Today, weather insurance uses an expanded number of sophisticated weather stations and deep knowledge of the science of agriculture to measure weather's effects on local agriculture. Different crops are affected differently, and weather insurance must take account of a farm's various crops and when they were planted-- complexities that modern information technology can solve.

Many companies are already involved in offering improved weather insurance to poor farmers, with notable successes from ICICI Lombard and BASIX in India, and from the International Finance Corporation and the insurance company Credo Classic in Ukraine. Similar work is underway in Africa, led by the World Bank and in Central America various countries' governments are collaborating with the Inter-American Development Bank and the Central American Bank for Economic Integration. The number of agencies and governments involved in the movement towards sophisticated risks management for the poor is inspiring.

At the same time, the application of risk-management technology, insurance, and finance requires little of stretched foreign-aid budgets: a relatively small number of office workers, cell phones, and computers. With the ongoing revolution in information and communications technology, the phones and computers will cost less and less, even as the costs of many commodities needed for development grow.

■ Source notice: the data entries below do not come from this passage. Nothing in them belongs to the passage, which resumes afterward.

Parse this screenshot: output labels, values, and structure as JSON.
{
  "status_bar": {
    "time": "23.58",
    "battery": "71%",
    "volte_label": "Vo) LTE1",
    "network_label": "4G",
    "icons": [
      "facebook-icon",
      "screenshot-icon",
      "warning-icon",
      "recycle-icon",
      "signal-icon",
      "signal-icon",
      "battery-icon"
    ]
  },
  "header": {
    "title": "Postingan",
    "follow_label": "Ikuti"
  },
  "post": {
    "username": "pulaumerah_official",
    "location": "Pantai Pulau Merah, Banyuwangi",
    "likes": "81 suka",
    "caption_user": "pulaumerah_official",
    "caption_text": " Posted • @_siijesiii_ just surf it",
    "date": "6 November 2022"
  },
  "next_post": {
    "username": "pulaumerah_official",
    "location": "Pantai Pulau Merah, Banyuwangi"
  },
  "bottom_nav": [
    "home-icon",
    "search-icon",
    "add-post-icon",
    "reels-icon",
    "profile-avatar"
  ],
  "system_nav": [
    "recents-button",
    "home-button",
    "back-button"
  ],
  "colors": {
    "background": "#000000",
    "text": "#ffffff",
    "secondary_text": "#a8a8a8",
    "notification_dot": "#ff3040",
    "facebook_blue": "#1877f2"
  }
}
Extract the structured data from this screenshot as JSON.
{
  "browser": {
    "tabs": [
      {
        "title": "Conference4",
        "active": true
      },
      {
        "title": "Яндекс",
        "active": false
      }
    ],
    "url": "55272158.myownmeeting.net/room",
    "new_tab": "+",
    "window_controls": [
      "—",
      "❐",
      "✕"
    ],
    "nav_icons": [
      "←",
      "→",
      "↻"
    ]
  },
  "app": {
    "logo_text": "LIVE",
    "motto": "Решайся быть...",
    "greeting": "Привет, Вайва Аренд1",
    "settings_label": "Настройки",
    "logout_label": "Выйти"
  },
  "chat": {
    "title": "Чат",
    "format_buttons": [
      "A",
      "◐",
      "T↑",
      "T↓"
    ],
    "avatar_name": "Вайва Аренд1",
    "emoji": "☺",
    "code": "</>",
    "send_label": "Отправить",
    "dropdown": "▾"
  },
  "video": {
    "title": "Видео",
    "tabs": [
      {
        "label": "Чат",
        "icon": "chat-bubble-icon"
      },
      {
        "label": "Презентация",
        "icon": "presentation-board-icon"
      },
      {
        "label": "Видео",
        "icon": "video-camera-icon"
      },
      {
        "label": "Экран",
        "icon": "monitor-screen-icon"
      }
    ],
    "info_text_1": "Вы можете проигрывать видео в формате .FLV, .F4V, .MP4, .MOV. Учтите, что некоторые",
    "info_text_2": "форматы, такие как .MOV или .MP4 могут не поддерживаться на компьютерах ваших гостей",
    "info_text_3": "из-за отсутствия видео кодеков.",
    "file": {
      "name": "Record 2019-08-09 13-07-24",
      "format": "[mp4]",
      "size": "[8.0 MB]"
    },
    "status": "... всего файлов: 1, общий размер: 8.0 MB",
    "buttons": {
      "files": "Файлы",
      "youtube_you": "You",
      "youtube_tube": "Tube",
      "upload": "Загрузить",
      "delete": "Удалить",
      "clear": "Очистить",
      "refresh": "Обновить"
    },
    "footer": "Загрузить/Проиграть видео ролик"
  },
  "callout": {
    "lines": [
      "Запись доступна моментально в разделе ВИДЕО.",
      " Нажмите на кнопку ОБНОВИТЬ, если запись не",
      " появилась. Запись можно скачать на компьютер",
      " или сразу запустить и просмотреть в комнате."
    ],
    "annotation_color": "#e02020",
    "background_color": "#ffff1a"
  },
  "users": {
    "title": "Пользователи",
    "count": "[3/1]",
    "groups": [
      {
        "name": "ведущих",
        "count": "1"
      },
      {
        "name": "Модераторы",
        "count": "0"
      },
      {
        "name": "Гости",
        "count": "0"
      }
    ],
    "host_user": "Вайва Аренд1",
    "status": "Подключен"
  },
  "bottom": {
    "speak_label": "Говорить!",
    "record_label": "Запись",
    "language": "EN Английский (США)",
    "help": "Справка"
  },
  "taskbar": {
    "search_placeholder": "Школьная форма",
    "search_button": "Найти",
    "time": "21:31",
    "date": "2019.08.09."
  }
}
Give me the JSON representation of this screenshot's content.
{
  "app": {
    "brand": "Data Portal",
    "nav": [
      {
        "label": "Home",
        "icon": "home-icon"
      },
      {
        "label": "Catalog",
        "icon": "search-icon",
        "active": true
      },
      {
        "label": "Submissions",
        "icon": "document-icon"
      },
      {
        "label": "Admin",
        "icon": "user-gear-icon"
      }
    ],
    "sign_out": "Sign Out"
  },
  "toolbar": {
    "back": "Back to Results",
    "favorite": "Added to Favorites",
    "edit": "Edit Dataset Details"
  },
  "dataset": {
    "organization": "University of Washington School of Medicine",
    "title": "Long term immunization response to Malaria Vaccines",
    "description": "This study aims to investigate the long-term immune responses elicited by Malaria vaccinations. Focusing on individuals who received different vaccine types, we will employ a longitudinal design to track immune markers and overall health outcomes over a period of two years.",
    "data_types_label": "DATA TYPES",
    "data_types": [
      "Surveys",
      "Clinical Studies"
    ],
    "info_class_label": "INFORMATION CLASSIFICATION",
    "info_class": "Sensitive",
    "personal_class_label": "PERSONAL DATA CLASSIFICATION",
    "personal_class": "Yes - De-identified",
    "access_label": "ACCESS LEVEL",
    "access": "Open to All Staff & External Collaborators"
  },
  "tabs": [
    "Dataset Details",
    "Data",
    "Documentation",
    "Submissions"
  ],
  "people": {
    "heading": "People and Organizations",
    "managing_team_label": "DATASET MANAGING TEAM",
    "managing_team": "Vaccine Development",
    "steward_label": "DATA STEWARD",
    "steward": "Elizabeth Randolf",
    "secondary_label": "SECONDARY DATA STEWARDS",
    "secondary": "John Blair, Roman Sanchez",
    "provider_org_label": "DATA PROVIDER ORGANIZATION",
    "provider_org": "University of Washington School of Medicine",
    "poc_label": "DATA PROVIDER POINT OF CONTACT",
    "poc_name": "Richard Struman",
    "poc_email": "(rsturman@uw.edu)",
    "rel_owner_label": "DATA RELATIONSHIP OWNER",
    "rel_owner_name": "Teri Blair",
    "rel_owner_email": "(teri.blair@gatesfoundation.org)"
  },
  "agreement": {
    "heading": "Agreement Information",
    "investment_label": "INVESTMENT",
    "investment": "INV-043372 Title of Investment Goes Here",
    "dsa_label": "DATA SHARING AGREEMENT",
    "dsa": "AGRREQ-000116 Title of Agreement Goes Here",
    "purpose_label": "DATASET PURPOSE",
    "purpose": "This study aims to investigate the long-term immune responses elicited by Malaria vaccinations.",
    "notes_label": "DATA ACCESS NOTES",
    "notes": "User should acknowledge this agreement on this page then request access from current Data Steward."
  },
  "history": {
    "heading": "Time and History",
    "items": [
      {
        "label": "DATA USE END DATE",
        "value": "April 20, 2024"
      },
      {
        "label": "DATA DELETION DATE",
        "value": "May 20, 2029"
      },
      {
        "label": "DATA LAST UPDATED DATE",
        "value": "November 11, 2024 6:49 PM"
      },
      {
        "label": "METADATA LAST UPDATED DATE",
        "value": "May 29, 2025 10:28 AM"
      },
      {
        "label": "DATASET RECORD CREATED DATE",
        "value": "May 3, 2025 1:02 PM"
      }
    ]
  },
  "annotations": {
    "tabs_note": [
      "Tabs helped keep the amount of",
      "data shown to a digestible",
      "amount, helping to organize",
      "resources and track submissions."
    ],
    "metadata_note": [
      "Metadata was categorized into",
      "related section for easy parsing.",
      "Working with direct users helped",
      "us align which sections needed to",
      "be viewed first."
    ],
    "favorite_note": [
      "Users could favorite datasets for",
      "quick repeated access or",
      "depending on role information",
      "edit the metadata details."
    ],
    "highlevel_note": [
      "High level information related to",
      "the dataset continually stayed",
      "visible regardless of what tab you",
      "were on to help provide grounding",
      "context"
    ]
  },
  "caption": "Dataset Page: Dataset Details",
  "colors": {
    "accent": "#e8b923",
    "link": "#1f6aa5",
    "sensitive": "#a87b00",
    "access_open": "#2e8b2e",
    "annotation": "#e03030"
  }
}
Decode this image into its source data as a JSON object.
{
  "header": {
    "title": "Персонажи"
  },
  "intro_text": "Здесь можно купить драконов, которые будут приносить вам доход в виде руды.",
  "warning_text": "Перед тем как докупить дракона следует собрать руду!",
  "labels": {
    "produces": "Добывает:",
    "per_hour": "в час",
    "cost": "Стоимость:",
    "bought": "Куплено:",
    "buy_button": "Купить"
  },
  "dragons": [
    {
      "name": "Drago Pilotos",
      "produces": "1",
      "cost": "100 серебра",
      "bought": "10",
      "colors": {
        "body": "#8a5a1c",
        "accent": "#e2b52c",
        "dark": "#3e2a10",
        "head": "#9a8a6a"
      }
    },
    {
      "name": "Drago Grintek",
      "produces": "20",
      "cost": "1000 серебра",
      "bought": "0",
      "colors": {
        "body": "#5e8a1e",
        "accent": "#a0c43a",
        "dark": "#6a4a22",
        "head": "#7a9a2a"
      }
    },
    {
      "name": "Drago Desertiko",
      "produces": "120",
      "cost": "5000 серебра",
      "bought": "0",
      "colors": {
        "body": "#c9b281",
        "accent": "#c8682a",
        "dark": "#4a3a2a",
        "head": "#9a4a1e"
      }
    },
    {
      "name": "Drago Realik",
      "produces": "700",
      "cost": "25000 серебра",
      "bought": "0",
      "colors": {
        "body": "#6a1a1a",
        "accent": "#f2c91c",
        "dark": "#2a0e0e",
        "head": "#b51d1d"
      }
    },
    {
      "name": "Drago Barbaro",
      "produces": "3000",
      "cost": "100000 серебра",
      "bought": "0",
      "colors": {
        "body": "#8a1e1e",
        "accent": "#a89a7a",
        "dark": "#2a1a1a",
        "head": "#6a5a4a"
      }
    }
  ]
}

Jeffrey Sachs's new book The End of Poverty argues that with proper help from advanced countries the world could see the end of poverty as we know it in coming decades, prompting some to describe him as a starry-eyed idealist. But if we take account of both the increased generosity of rich nations and the application of improved financial and insurance technology, he just might be right.

Robert J. Shiller is Professor of Economics at Yale University, Director at Macro Securities Research LLC, and author of Irrational Exuberance and The New Financial Order: Risk in the 21st Century.